"We are not a search company," she told CNBC's Jim Goldman, suggesting Yahoo is no different than any other software company competing against Microsoft, though it doesn't sell operating systems. "Just because we are on the Internet does not mean we are a search company."
Bartz told Goldman Yahoo is much broader than a search company. When Goldman suggested that Yahoo tries to compete with Google, Bartz said Yahoo is positioned completely different. She says people don't go to Google to research what's happening in the financial world, connect with similar interest groups, or get the headline news of the moment (Really, Ms. Bartz?). She attempted to make the argument that Yahoo is very different than Google, yet just as special.

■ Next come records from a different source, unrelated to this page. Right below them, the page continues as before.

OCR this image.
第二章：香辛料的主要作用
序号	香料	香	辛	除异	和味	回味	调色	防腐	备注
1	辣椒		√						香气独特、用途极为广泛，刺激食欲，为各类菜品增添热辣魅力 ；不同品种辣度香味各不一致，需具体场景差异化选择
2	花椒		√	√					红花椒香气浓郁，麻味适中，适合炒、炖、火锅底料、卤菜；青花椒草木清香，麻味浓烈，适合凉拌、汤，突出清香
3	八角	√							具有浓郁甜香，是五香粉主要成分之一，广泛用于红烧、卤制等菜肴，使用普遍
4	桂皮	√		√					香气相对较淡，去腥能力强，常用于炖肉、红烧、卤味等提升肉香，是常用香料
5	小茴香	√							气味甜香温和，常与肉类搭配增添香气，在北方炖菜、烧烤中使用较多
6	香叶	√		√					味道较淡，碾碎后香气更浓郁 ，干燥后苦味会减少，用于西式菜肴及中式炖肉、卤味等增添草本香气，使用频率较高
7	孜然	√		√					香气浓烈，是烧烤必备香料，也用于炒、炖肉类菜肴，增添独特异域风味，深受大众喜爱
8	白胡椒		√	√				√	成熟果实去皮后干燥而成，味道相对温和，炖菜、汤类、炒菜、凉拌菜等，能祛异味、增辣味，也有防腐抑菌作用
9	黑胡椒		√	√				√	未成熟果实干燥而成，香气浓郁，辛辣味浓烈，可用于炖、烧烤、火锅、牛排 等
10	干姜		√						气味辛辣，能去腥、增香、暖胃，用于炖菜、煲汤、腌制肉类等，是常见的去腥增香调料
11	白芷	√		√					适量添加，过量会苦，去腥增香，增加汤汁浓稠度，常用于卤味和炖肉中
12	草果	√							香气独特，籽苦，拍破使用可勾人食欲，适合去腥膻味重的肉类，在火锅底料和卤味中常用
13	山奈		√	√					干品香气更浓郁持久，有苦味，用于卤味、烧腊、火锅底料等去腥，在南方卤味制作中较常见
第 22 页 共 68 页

When asked how Bartz intends to unlock the power of Yahoo to continue the company's turnaround, she confronted Goldman. "There's no turnaround at Yahoo," she said. "Yahoo is only down 13% year over year. Far less than most people in the advertising business, far less if you look at a lot of advertising-related companies, they are down 30 to 40%. In this market down 15% is the new flat."
Bartz said the turnaround is more mental than physical. It's about continuing to grow and expanding the company's reach. Yahoo has the No. 1 finance Web site, news site, sports site and email service in the world, and "all this business of turnaround is just crazy," she said.